Northwestern University researchers have identified a potential way to prevent the formation of Alzheimer’s disease plaques using levetiracetam, a drug already approved by the Food and Drug Administration (FDA) for seizure disorders. Their findings were published in Science Translational Medicine.
The research team discovered that amyloid-beta 42, a toxic protein fragment linked to Alzheimer’s disease, accumulates inside synaptic vesicles within neurons. When levetiracetam was administered to animal models and human neurons, it stopped these neurons from producing amyloid-beta 42.
“While many of the Alzheimer’s drugs currently on the market, such as lecanemab and donanemab, are approved to clear existing amyloid plaques, we’ve identified this mechanism that prevents the production of the amyloid‑beta 42 peptides and amyloid plaques,” said Jeffrey Savas, associate professor of behavioral neurology at Northwestern University Feinberg School of Medicine. “Our new results uncovered new biology while also opening doors for new drug targets.”
The study focuses on how amyloid precursor protein (APP) is processed in brain cells. The scientists found that levetiracetam binds to SV2A during the synaptic vesicle cycle. This interaction slows down recycling of vesicle components at the cell surface, allowing APP to remain longer on the surface and diverting it away from pathways that generate harmful amyloid-beta 42.
“In our 30s, 40s and 50s, our brains are generally able to steer proteins away from harmful pathways,” Savas said. “As we age, that protective ability gradually weakens. This is not a statement of disease; this is just a part of aging. But in brains developing Alzheimer’s, too many neurons go astray, and that’s when you get amyloid-beta 42 production. And then it’s tau (or ‘tangles’), and then it’s dead cells, then dementia, then neuroinflammation — and then it’s too late.”
Savas emphasized that if levetiracetam were to be used for prevention rather than treatment, it would need to be started very early—possibly decades before current tests can detect elevated levels of amyloid-beta 42 associated with Alzheimer’s.
“You couldn’t take this when you already have dementia because the brain has already undergone a number of irreversible changes and a lot of cell death,” Savas said.
To identify those who might benefit most from early intervention with levetiracetam, Savas suggested focusing on people with genetic forms of Alzheimer’s disease—including patients with Down syndrome—who are at higher risk.
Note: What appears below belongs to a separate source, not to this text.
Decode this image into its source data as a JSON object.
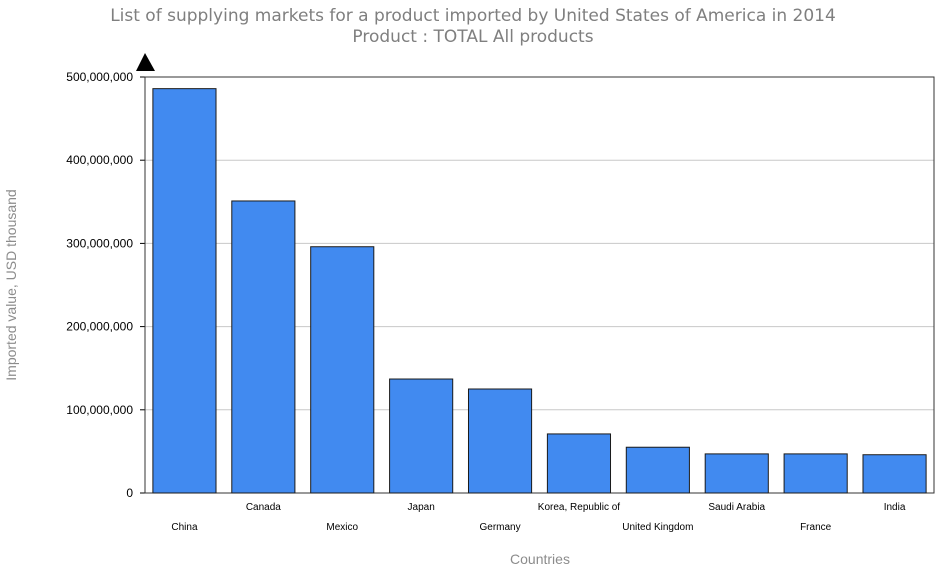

Researchers analyzed clinical data from the National Alzheimer’s Coordinating Center to see whether patients taking levetiracetam experienced slower cognitive decline compared to those taking lorazepam or other anti-epileptic drugs or none at all. They found that those taking levetiracetam had a significant delay in progression from cognitive decline diagnosis to death.
“Although the magnitude of change was small (on the scale of a few years), this analysis supports the positive effect of levetiracetam to slow the progression of Alzheimer’s pathology,” Savas said.
The team also studied brain tissue from young adults with Down syndrome who died before developing symptoms but were genetically predisposed to early-onset Alzheimer’s due to an extra copy of chromosome 21 carrying APP. These tissues showed accumulation patterns similar to those observed in mouse models previously studied by Savas’ lab.
“By obtaining Down syndrome patient brains from people who died in their 20s or 30s, we know they would have eventually developed Alzheimer’s, so it gives us an opportunity to study the very initial early changes in the human brain,” Savas said.
“That is what we and others call the paradoxical stage of Alzheimer’s disease, which is that before synapses are lost and dementia ensues, the first thing that happens is presynaptic proteins accumulate,” Savas said. “So conceivably, if you started giving these patients levetiracetam in their teenage years, it could actually have a preventative therapeutic benefit.”
However, he noted limitations: “Levetiracetam is not perfect,” Savas said. The drug breaks down quickly in the body. Researchers are now working on improved versions designed for longer-lasting effects and better targeting.
Other authors involved include Nalini R. Rao, Ivan Santiago-Marrero1, Olivia DeGulis, Toshihiro Nomura, Kritika Goyal, SeungEun Lee, Timothy J. Hark, Justin C. Dynes, Emily X. Dexter, Arun Upadhyay, Robert Vassar and Anis Contractor.
The research received funding support from both the National Institutes of Health and Cure Alzheimer’s Fund.